Co-op in modern games

Multiplayer in games has grown more and more in gaming’s recent years. The general progression from the arcade to the internet has affected how games are not only designed but how we look at games as a whole. But something that has existed since gaming’s early days is the idea of co-operative playing, or co-op for short. Co-op in games has often meant having the “player 2” right next to you in the same room, though this has started to change. Co-op and multiplayer have generally meant the same thing, but now the two are truly merging into one. So is this a bad thing?

I have two brothers, one older and one younger. We all played video games growing up, meaning there were many games we tried to play together, such as Halo or Star Wars Battlefront 2. It was absurdly fun, and probably one of the reasons games are such a big part of my life. Nowadays, I play games almost exclusively on my PC and use online multiplayer for various games. So which is the better experience? Despite the charm of playing games sitting on the couch with my brothers, I would be lying if I said online gaming didn’t make things easier to play with friends across the country. Other than social networking websites such as Facebook, online gaming has been a way for me to stay in touch with friends I wouldn’t be able to easily meet up with in person.

Borderlands 2 can be played solo, but the experience is so much better with friends.
Borderlands 2 can be played solo, but the experience is so much better with friends.

I think that Co-op has still managed to survive in modern games. Some game series, such as Payday or Borderlands only allow for groups of up to 4 players. This keeps things small, and allows for me to play with just friends if I want to. Using apps such as Skype, we can speak to each other directly, and sometimes it’s easy to forget that they’re not in the same room. We’ll make a lobby, get a game going, and play from our computers despite being hundreds of miles apart. Arguably, that is the purpose of co-op and multiplayer. Gaming can still be social even if I’m not on the same couch as the people I’m playing with (there’s also LAN parties, but that’s a whole different beast).

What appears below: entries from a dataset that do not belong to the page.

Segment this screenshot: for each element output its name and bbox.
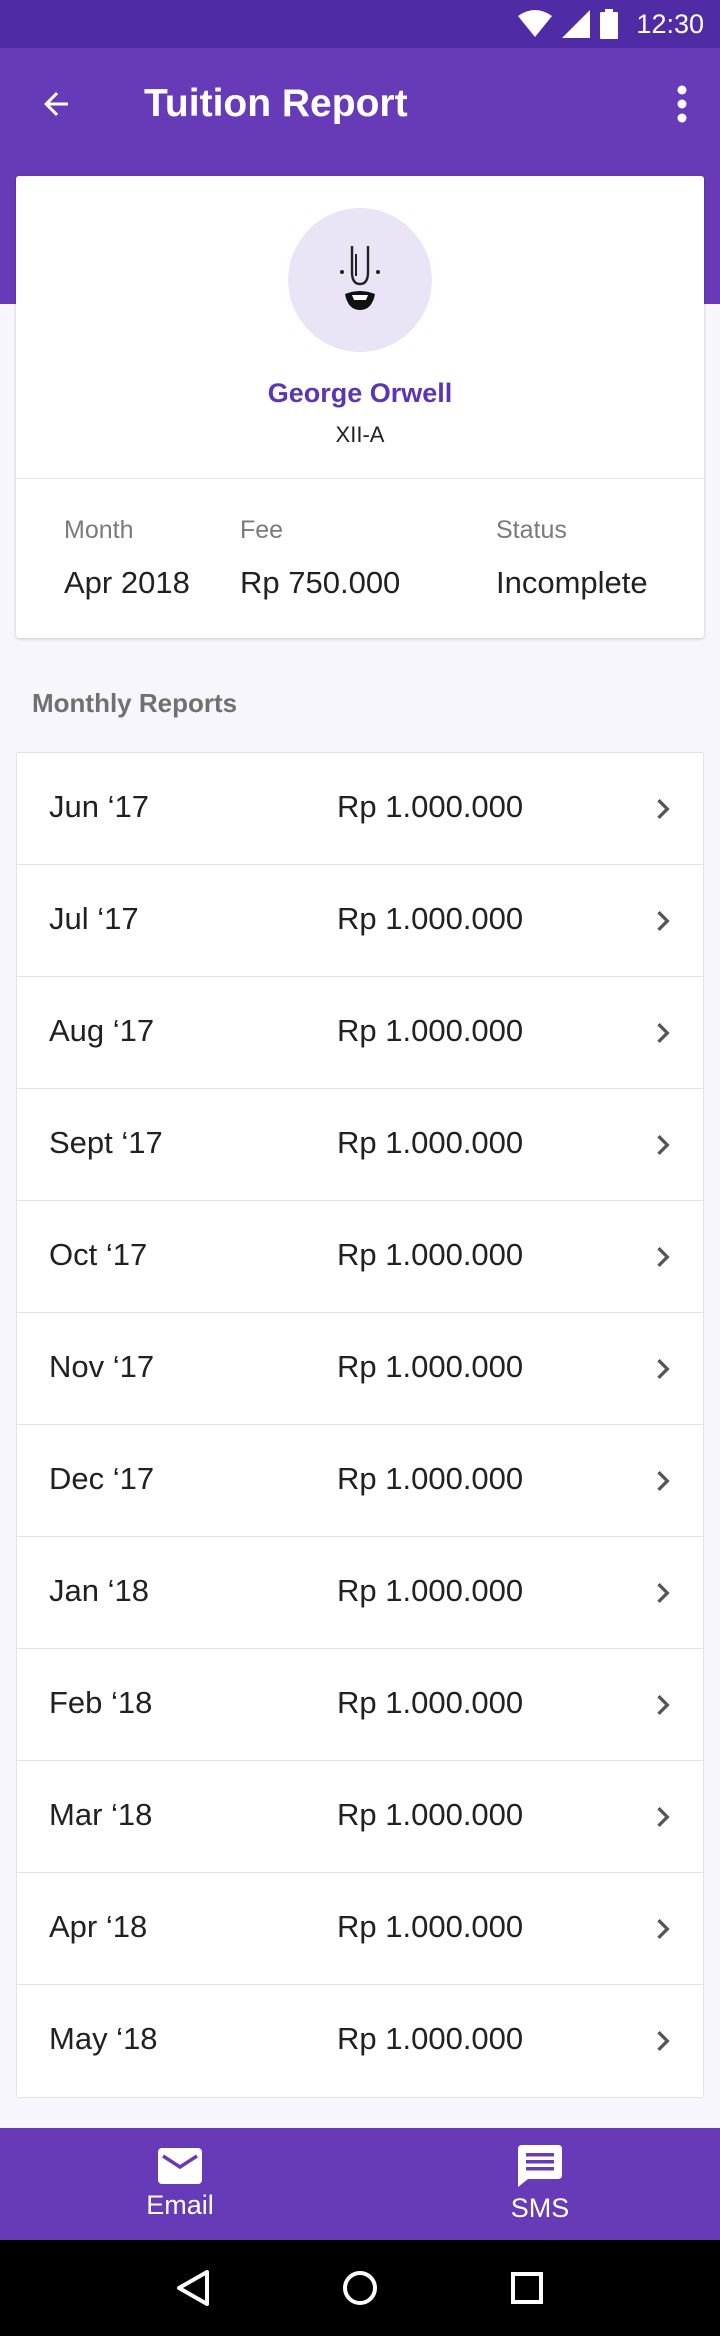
status-info: Status Incomplete [496, 516, 648, 601]
report-amount: Rp 1.000.000 [337, 789, 524, 824]
report-row[interactable]: Jul ‘17 Rp 1.000.000 [17, 865, 703, 977]
sms-icon [518, 2144, 562, 2187]
month-info: Month Apr 2018 [64, 516, 190, 601]
report-amount: Rp 1.000.000 [337, 1909, 524, 1944]
report-amount: Rp 1.000.000 [337, 1461, 524, 1496]
app-bar-row: Tuition Report [0, 48, 720, 160]
more-vert-icon [677, 85, 687, 123]
email-icon [158, 2147, 202, 2184]
status-time: 12:30 [636, 8, 704, 39]
status-label: Status [496, 516, 567, 544]
report-row[interactable]: Apr ‘18 Rp 1.000.000 [17, 1873, 703, 1985]
report-month: Jan ‘18 [49, 1573, 149, 1608]
report-amount: Rp 1.000.000 [337, 1013, 524, 1048]
chevron-right-icon [657, 799, 670, 819]
report-row[interactable]: Dec ‘17 Rp 1.000.000 [17, 1425, 703, 1537]
profile-card: George Orwell XII-A Month Apr 2018 Fee R… [16, 176, 704, 638]
status-value: Incomplete [496, 565, 648, 600]
chevron-right-icon [657, 911, 670, 931]
fee-info: Fee Rp 750.000 [240, 516, 400, 601]
back-button[interactable] [0, 48, 112, 160]
report-row[interactable]: Nov ‘17 Rp 1.000.000 [17, 1313, 703, 1425]
email-button[interactable]: Email [0, 2128, 360, 2240]
back-arrow-icon [44, 92, 68, 116]
student-class: XII-A [335, 422, 385, 447]
report-month: Feb ‘18 [49, 1685, 153, 1720]
chevron-right-icon [657, 1695, 670, 1715]
fee-value: Rp 750.000 [240, 565, 401, 600]
report-row[interactable]: Jun ‘17 Rp 1.000.000 [17, 753, 703, 865]
fee-label: Fee [240, 516, 284, 544]
report-month: Jul ‘17 [49, 901, 139, 936]
more-options-button[interactable] [654, 76, 710, 132]
report-row[interactable]: Feb ‘18 Rp 1.000.000 [17, 1649, 703, 1761]
sms-label: SMS [510, 2192, 570, 2223]
chevron-right-icon [657, 1583, 670, 1603]
system-navigation-bar [0, 2240, 720, 2336]
report-month: Dec ‘17 [49, 1461, 155, 1496]
report-month: Oct ‘17 [49, 1237, 148, 1272]
nav-recents-button[interactable] [499, 2260, 555, 2316]
chevron-right-icon [657, 1359, 670, 1379]
report-amount: Rp 1.000.000 [337, 1797, 524, 1832]
wifi-icon [518, 10, 553, 37]
nav-home-button[interactable] [332, 2260, 388, 2316]
chevron-right-icon [657, 1919, 670, 1939]
avatar-face-icon [340, 246, 380, 310]
report-row[interactable]: Sept ‘17 Rp 1.000.000 [17, 1089, 703, 1201]
report-amount: Rp 1.000.000 [337, 1573, 524, 1608]
report-row[interactable]: Jan ‘18 Rp 1.000.000 [17, 1537, 703, 1649]
app-screen: 12:30 Tuition Report George Orwell XII-A… [0, 0, 720, 2336]
report-row[interactable]: Mar ‘18 Rp 1.000.000 [17, 1761, 703, 1873]
month-value: Apr 2018 [64, 565, 190, 600]
report-month: Aug ‘17 [49, 1013, 155, 1048]
email-label: Email [146, 2189, 214, 2220]
divider [16, 478, 704, 479]
report-row[interactable]: Aug ‘17 Rp 1.000.000 [17, 977, 703, 1089]
report-month: Nov ‘17 [49, 1349, 155, 1384]
nav-recents-icon [510, 2272, 543, 2304]
chevron-right-icon [657, 2031, 670, 2051]
student-name: George Orwell [267, 378, 453, 408]
status-bar: 12:30 [0, 0, 720, 48]
chevron-right-icon [657, 1023, 670, 1043]
report-month: Jun ‘17 [49, 789, 149, 824]
report-row[interactable]: May ‘18 Rp 1.000.000 [17, 1985, 703, 2097]
signal-icon [562, 10, 591, 38]
sms-button[interactable]: SMS [360, 2128, 720, 2240]
report-month: Sept ‘17 [49, 1125, 163, 1160]
avatar [288, 208, 432, 352]
chevron-right-icon [657, 1247, 670, 1267]
bottom-action-bar: Email SMS [0, 2128, 720, 2240]
report-month: May ‘18 [49, 2021, 158, 2056]
nav-back-icon [177, 2270, 210, 2306]
page-title: Tuition Report [144, 82, 408, 125]
report-row[interactable]: Oct ‘17 Rp 1.000.000 [17, 1201, 703, 1313]
report-amount: Rp 1.000.000 [337, 1349, 524, 1384]
chevron-right-icon [657, 1471, 670, 1491]
report-amount: Rp 1.000.000 [337, 1685, 524, 1720]
nav-home-icon [342, 2271, 377, 2305]
monthly-reports-list: Jun ‘17 Rp 1.000.000 Jul ‘17 Rp 1.000.000 Au… [16, 752, 704, 2098]
report-amount: Rp 1.000.000 [337, 1237, 524, 1272]
report-amount: Rp 1.000.000 [337, 901, 524, 936]
month-label: Month [64, 516, 134, 544]
battery-icon [600, 9, 619, 39]
report-month: Mar ‘18 [49, 1797, 153, 1832]
chevron-right-icon [657, 1135, 670, 1155]
report-amount: Rp 1.000.000 [337, 2021, 524, 2056]
section-title-monthly-reports: Monthly Reports [32, 688, 238, 718]
chevron-right-icon [657, 1807, 670, 1827]
nav-back-button[interactable] [165, 2260, 221, 2316]
report-amount: Rp 1.000.000 [337, 1125, 524, 1160]
report-month: Apr ‘18 [49, 1909, 148, 1944]
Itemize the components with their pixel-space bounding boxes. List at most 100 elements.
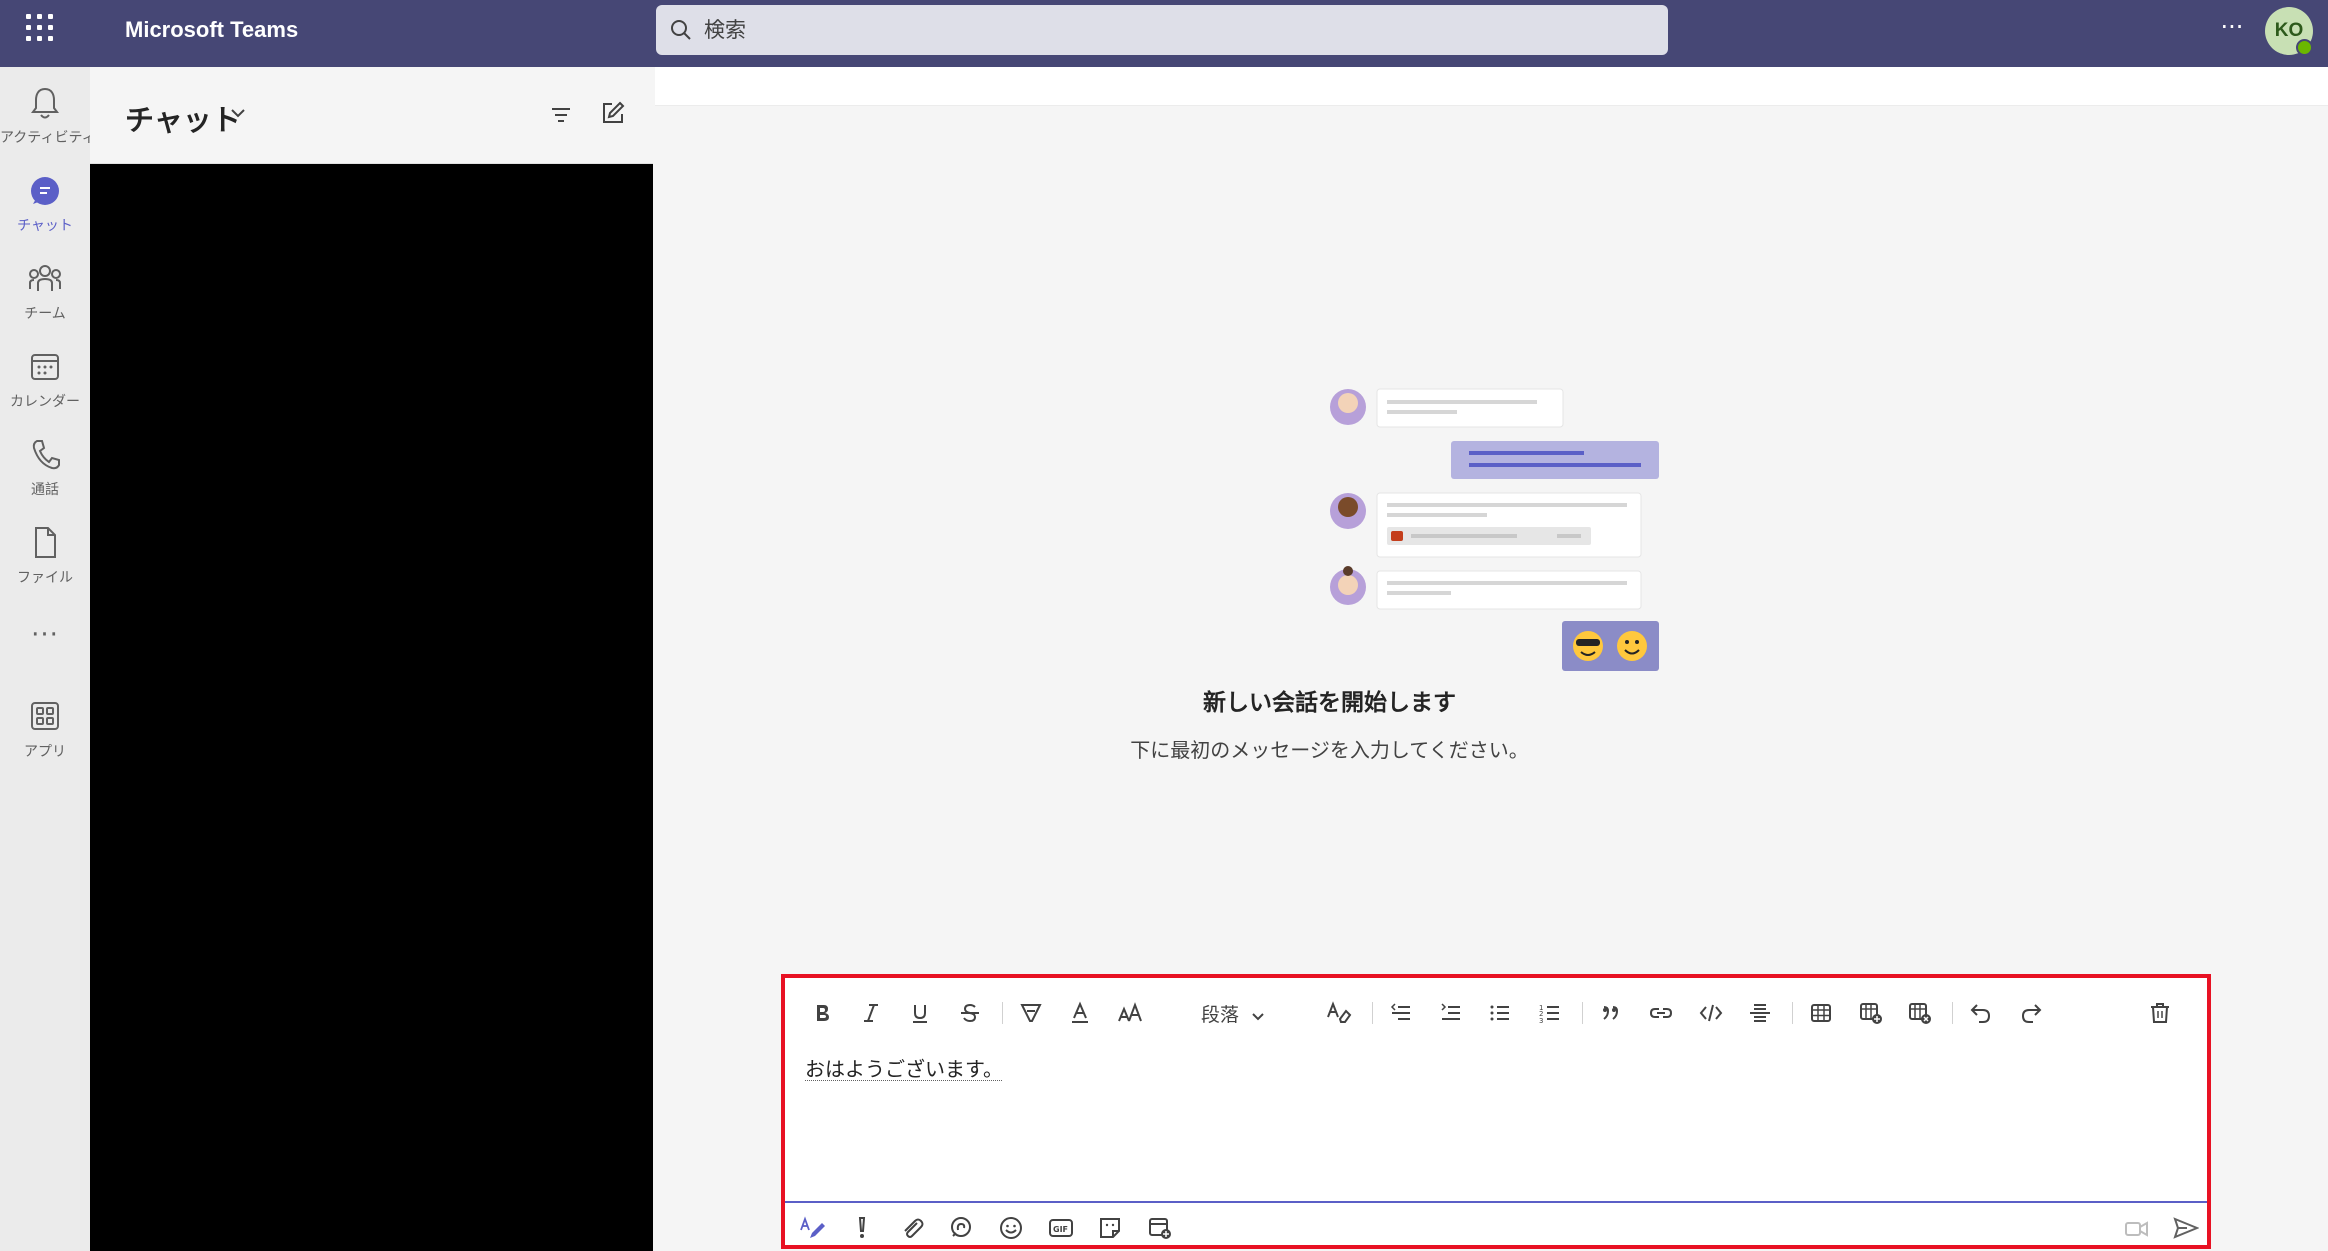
- bulleted-list-button[interactable]: [1483, 996, 1517, 1030]
- chevron-down-icon[interactable]: [228, 103, 248, 123]
- composer-actions: GIF: [785, 1205, 2207, 1249]
- decrease-indent-button[interactable]: [1384, 996, 1418, 1030]
- sticker-button[interactable]: [1093, 1211, 1127, 1245]
- table-add-icon: [1860, 1003, 1882, 1024]
- discard-draft-button[interactable]: [2143, 996, 2177, 1030]
- rail-item-calendar[interactable]: カレンダー: [0, 345, 90, 425]
- video-camera-icon: [2125, 1221, 2148, 1237]
- insert-link-button[interactable]: [1644, 996, 1678, 1030]
- teams-icon: [29, 265, 61, 291]
- attach-file-button[interactable]: [895, 1211, 929, 1245]
- emoji-icon: [1000, 1217, 1022, 1239]
- search-box[interactable]: [656, 5, 1668, 55]
- chat-list-header: チャット: [90, 67, 653, 164]
- strikethrough-icon: [961, 1003, 979, 1023]
- message-text: おはようございます。: [805, 1057, 1003, 1081]
- search-input[interactable]: [702, 11, 1646, 49]
- new-conversation-title: 新しい会話を開始します: [1203, 690, 1456, 716]
- message-composer: 段落 123 おはようございます。 GIF: [781, 974, 2211, 1249]
- conversation-illustration: [1330, 388, 1659, 671]
- chat-list-title[interactable]: チャット: [125, 97, 241, 139]
- table-icon: [1811, 1004, 1831, 1022]
- rail-item-apps[interactable]: アプリ: [0, 695, 90, 775]
- horizontal-rule-button[interactable]: [1743, 996, 1777, 1030]
- delete-table-button[interactable]: [1903, 996, 1937, 1030]
- mark-important-button[interactable]: [845, 1211, 879, 1245]
- toolbar-divider: [1792, 1002, 1793, 1024]
- italic-icon: [864, 1004, 878, 1022]
- font-color-icon: [1072, 1001, 1088, 1023]
- table-delete-icon: [1909, 1003, 1931, 1024]
- highlight-button[interactable]: [1014, 996, 1048, 1030]
- toolbar-divider: [1582, 1002, 1583, 1024]
- rail-item-teams[interactable]: チーム: [0, 257, 90, 337]
- rail-item-files[interactable]: ファイル: [0, 521, 90, 601]
- filter-icon[interactable]: [549, 103, 573, 127]
- insert-row-button[interactable]: [1854, 996, 1888, 1030]
- insert-table-button[interactable]: [1804, 996, 1838, 1030]
- quote-button[interactable]: [1594, 996, 1628, 1030]
- main-header: [655, 67, 2328, 106]
- bold-button[interactable]: [805, 996, 839, 1030]
- gif-icon: GIF: [1049, 1219, 1073, 1237]
- code-snippet-button[interactable]: [1694, 996, 1728, 1030]
- rail-item-chat[interactable]: チャット: [0, 169, 90, 249]
- toolbar-divider: [1952, 1002, 1953, 1024]
- paragraph-style-dropdown[interactable]: 段落: [1201, 1000, 1265, 1028]
- file-icon: [35, 527, 56, 558]
- bold-icon: [817, 1005, 829, 1021]
- format-toolbar: 段落 123: [785, 978, 2207, 1048]
- strikethrough-button[interactable]: [953, 996, 987, 1030]
- increase-indent-button[interactable]: [1434, 996, 1468, 1030]
- undo-button[interactable]: [1964, 996, 1998, 1030]
- schedule-meeting-button[interactable]: [1143, 1211, 1177, 1245]
- app-launcher-icon[interactable]: [24, 12, 56, 44]
- font-size-button[interactable]: [1113, 996, 1147, 1030]
- gif-button[interactable]: GIF: [1044, 1211, 1078, 1245]
- rail-item-activity[interactable]: アクティビティ: [0, 81, 96, 161]
- redo-icon: [2021, 1004, 2042, 1023]
- rail-label: ファイル: [17, 570, 73, 586]
- new-chat-icon[interactable]: [600, 100, 626, 126]
- video-clip-button[interactable]: [2119, 1211, 2153, 1245]
- bulleted-list-icon: [1490, 1005, 1509, 1021]
- bell-icon: [31, 87, 59, 119]
- more-options-icon[interactable]: ···: [2215, 15, 2249, 46]
- chevron-down-icon: [1252, 1012, 1264, 1020]
- new-conversation-subtitle: 下に最初のメッセージを入力してください。: [1130, 738, 1529, 762]
- format-button[interactable]: [795, 1211, 829, 1245]
- send-icon: [2173, 1217, 2199, 1239]
- emoji-button[interactable]: [994, 1211, 1028, 1245]
- send-button[interactable]: [2168, 1211, 2202, 1245]
- paperclip-icon: [904, 1218, 924, 1238]
- increase-indent-icon: [1441, 1003, 1460, 1020]
- exclamation-icon: [858, 1217, 866, 1238]
- loop-component-button[interactable]: [944, 1211, 978, 1245]
- apps-icon: [31, 702, 59, 730]
- top-bar: Microsoft Teams ··· KO: [0, 0, 2328, 67]
- italic-button[interactable]: [854, 996, 888, 1030]
- code-icon: [1699, 1004, 1723, 1022]
- clear-formatting-button[interactable]: [1321, 996, 1355, 1030]
- calendar-add-icon: [1149, 1218, 1171, 1239]
- message-input[interactable]: おはようございます。: [805, 1053, 2185, 1173]
- underline-button[interactable]: [903, 996, 937, 1030]
- numbered-list-button[interactable]: 123: [1533, 996, 1567, 1030]
- paragraph-style-label: 段落: [1201, 1004, 1240, 1026]
- rail-label: 通話: [31, 482, 59, 498]
- rail-label: アプリ: [24, 744, 66, 760]
- redo-button[interactable]: [2014, 996, 2048, 1030]
- rail-label: チーム: [24, 306, 66, 322]
- toolbar-divider: [1372, 1002, 1373, 1024]
- rail-label: チャット: [17, 218, 73, 234]
- decrease-indent-icon: [1390, 1003, 1410, 1020]
- more-apps-icon[interactable]: ···: [22, 620, 68, 650]
- chat-list-pane: チャット: [90, 67, 653, 1251]
- phone-icon: [32, 440, 60, 470]
- clear-formatting-icon: [1327, 1001, 1352, 1023]
- font-color-button[interactable]: [1063, 996, 1097, 1030]
- quote-icon: [1603, 1006, 1619, 1020]
- rail-item-calls[interactable]: 通話: [0, 433, 90, 513]
- font-size-icon: [1118, 1002, 1142, 1022]
- undo-icon: [1970, 1004, 1991, 1023]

Payday 2: Not my friend's finest moment.
Payday 2: Stealth Heists are not my friend’s forte.

MMORPG’s take things up to the next step. Not only can you play with friends, but the game’s servers throw you into a world populated by dozens of other players. I would say that this is “true multiplayer” compared to the smaller scale co-op. However, my use of the word “true” shouldn’t imply “better” since I actually prefer the smaller co-op games, but games like Planetside 2 (pictured below) or the famous World of Warcraft. I play games like these from time to time, but I always return to the smaller stuff. I’ve found that even in these larger games, guilds and clans allow for players to stick with their friends.

Planetside 2: That is a lot of people down there...
Planetside 2: That is a lot of people down there…

I suppose what I’m trying to get at is multiplayer an co-op are similar, but different. I see multiplayer as the big stuff, that allows for playing with people from all over the world. Co-op is like the little brother that allows you to play with just your friends to get away from the larger crowds. Though I have a preference for online co-op, I will still play that bigger games when I want to.

In the end, this post only scratches the surface. Multiplayer has gone on to become a huge part in forming online communities, as well as lead the way for e-sport games such as Dota 2League of Legends, or Counter-Strike, all of which can be considered to have both co-op and multiplayer elements. (I didn’t touch upon games and topics such as this, as I think it’d be better to leave that to someone more knowledgeable on the subject. I also didn’t want to ramble on any longer than I needed to.)

3 thoughts on “Co-op in modern games

  1. I have mixed feelings about Co-op games. I agree with a lot of your points – it’s a great way to form communities and stay in touch with people, and if you’re playing with friends, it can be a really awesome experience. I really really like what you describe as the ‘traditional’ form of co-op, or how you’ve talked about that typical co-op set-up, but over the internet. But I think there still is a difference between co-op and multiplayer, and typical multiplayer is what worries me, because it alienates new players and makes it difficult to start playing with just random people, because they’ll probably make fun of you, especially if you’re a girl. So I love the idea of co-op, but it worries me how connected co-op is becoming with traditional multiplayer.

    1. I totally agree. I didn’t explicitly say it in the blog, but being able to play online with just friends is a lot more appealing (and less stressful) to me than playing with strangers. That way I feel like I don’t have to worry about some of the concerns you listed.

  2. I totally agree. I didn’t explicitly say it in the blog, but being able to play online with just friends is a lot more appealing (and less stressful) to me than playing with strangers. That way I feel like I don’t have to worry about some of the concerns you listed.